A statement on rarity:
Lincoln and Grant needed to stay in constant contact, but there was one complication. Though Grant was overall military commander, he was nominally serving under Chief of Staff Henry Halleck, and also was responsible for reporting to the Secretary of War, Edwin M. Stanton. Both of these men were notoriously prickly and would offend easily. So Grant generally went through channels, and the letters he wrote for Lincoln’s attention or information were very largely addressed to Halleck or Stanton, who in turn informed the President. The result is that although Grant and Lincoln did directly write each other, a relatively small number of these letters went back and forth in comparison to Grant and Lincoln’s correspondence with others. The communications that passed from Grant to Lincoln of any historical importance did so by way “cipher” as Grant was in the field and Lincoln in Washington.
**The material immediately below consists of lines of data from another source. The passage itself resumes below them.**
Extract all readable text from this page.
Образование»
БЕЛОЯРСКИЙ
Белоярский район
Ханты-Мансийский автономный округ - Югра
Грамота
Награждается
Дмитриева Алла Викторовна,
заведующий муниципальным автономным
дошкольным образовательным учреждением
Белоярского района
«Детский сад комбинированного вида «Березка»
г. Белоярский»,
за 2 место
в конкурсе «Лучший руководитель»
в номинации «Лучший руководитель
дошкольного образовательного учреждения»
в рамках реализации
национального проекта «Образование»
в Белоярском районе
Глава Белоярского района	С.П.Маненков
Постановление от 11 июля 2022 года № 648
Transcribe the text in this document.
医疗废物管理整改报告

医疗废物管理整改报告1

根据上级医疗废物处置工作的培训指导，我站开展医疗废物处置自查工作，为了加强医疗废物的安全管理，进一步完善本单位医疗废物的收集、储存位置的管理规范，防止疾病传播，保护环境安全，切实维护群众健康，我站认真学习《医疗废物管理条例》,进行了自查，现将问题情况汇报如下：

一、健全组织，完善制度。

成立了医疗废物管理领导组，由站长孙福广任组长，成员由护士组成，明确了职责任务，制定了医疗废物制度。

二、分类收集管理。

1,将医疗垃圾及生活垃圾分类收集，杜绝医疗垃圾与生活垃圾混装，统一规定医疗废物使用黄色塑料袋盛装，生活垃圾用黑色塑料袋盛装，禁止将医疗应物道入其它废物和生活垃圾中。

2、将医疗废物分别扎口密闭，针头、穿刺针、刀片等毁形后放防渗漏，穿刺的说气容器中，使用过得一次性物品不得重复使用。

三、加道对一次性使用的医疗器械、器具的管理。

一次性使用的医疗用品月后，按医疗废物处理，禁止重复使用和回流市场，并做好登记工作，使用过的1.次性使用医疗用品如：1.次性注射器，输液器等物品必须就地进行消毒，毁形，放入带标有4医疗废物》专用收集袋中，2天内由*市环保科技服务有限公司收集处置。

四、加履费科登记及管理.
Looking at the consequential end of war period between Lincoln's reelection on November 8, 1864, and Lincoln's assassination on April 14, 1865, Grant evidently wrote to Lincoln just 36 times, a startlingly low number. Only 13 letters are known definitely to have survived, the rest being known in large part from secretarial copies at the Library of Congress. And of these 13, at least 9 are in institutions, either in the LOC or the Huntington Library. As of a decade or so ago, only three such letters of Grant to Lincoln were known to be in private hands, and these may or may not still be so. This letter is the now the fourth to carry that distinction, and it is by far the most important.
To confirm this, public sale records extending back 40 years (as well as searching our own recollections and records going back three decades) finds no record of any letter from Grant to Lincoln during this period reaching the market over that entire time.